G.R. No. L-28113 March 28, 1969


SUBJECT: LAW ON PUBLIC CORPORATION

Topic: De Facto Municipal Corporation



FACTS: Petitioner Amer Macaorao Balindong is the mayor of Malabang, Lanao del Sur. Balabagan was formerly a part of the municipality of Malabang, having been created on March 15, 1960, by Executive Order 386 of the then Pres. Carlos P. Garcia, out of barrios and sitios of the latter municipality.

 

Petitioners assailed the validity of EO 386 of the then President Carlos P. Garcia, which created the Municipality of Balabagan out of barrios and sitios of Malabang. Petitioner relied on the ruling in Pelaez v. Auditor General while respondent contended that  that the rule announced in Pelaez can have no application in this case because unlike the municipalities involved in Pelaez, the municipality of Balabagan is at least a de facto corporation, having been organized under color of a statute before this was declared unconstitutional, its officers having been either elected or appointed, and the municipality itself having discharged its corporate functions for the past five years preceding the institution of this action.
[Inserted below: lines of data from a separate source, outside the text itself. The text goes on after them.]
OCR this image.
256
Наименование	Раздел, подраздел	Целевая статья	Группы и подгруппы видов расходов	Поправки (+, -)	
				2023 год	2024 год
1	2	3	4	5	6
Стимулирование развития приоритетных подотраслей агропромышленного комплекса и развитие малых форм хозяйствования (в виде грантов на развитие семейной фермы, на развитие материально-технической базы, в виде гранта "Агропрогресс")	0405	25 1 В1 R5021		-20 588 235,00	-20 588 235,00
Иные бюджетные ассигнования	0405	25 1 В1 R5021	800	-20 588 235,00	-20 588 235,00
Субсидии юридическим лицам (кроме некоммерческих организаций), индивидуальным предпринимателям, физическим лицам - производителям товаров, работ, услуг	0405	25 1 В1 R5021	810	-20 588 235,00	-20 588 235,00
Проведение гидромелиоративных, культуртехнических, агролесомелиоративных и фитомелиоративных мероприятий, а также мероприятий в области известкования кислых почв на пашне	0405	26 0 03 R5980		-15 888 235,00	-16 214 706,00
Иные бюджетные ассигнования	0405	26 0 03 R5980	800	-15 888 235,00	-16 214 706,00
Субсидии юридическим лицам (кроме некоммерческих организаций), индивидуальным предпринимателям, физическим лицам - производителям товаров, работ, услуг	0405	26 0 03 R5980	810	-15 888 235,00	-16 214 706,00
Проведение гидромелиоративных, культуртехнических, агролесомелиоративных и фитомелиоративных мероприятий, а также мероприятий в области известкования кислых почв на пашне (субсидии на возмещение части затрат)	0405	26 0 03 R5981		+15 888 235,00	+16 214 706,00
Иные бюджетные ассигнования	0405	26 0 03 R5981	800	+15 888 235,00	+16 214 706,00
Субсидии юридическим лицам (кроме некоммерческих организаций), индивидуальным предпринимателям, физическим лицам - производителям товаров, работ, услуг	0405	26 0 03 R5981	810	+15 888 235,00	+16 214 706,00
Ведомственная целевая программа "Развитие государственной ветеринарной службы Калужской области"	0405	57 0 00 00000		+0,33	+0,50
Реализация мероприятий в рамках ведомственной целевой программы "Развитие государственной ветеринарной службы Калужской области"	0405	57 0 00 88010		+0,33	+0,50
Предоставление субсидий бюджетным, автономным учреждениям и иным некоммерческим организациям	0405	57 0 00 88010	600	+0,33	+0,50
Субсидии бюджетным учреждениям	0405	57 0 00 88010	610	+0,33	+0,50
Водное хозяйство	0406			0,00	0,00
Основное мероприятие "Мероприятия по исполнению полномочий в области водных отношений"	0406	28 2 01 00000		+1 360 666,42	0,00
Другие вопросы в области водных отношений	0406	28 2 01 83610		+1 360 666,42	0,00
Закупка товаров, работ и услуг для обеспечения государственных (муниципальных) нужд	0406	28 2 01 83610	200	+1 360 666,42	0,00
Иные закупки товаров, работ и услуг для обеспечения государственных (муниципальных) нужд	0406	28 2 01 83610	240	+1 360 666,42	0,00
It is contended that as a de facto corporation, its existence cannot be collaterally attacked, although it may be inquired into directly in an action for quo warranto at the instance of the State and not of an individual like the petitioner Balindong.

 

ISSUE: Whether or not the municipality of Balabagan is a de facto corporation.

 

RULING: NO. A corporation organized under a statute subsequently declared invalid cannot acquire the status of a ‘de facto’ corporation unless there is some other statute under which the supposed corporation may be validly organized.

 

The following principles were deduced by the SC:

 

1. The color of authority requisite to the organization of a de facto municipal corporation may be:

      • A valid law enacted by the legislature
      • An unconstitutional law, valid on its face, which has either (a) been upheld for a time by the courts or (b) not yet been declared void; provided that a warrant for its creation can be found in some other valid law or in the recognition of its potential existence by the general laws or constitution of the state.

 

2. There can be no de facto municipal corporation unless either directly or potentially, such a de jure corporation is authorized by some legislative fiat.

 

3. There can be no color of authority in an unconstitutional statute alone, the invalidity of which is apparent on its face.

 

4. There can be no de facto corporation created to take the place of an existing de jure corporation, as such organization would clearly be a usurper.

 

In the cases where a de facto municipal corporation was recognized as such despite the fact that the statute creating it was later invalidated, the decisions could fairly be made to rest on the consideration that there was some other valid law giving corporate vitality to the organization. Hence, in the case at bar, the mere fact that Balabagan was organized at a time when the statute had not been invalidated CANNOT conceivably make it a de facto corporation, as, independently of the Administrative Code provision in question, there is no other valid statute to give color of authority to its creation.

 

The petition is GRANTED. Executive Order 386 is declared void, and the respondents are hereby permanently restrained from performing the duties and functions of their respective offices.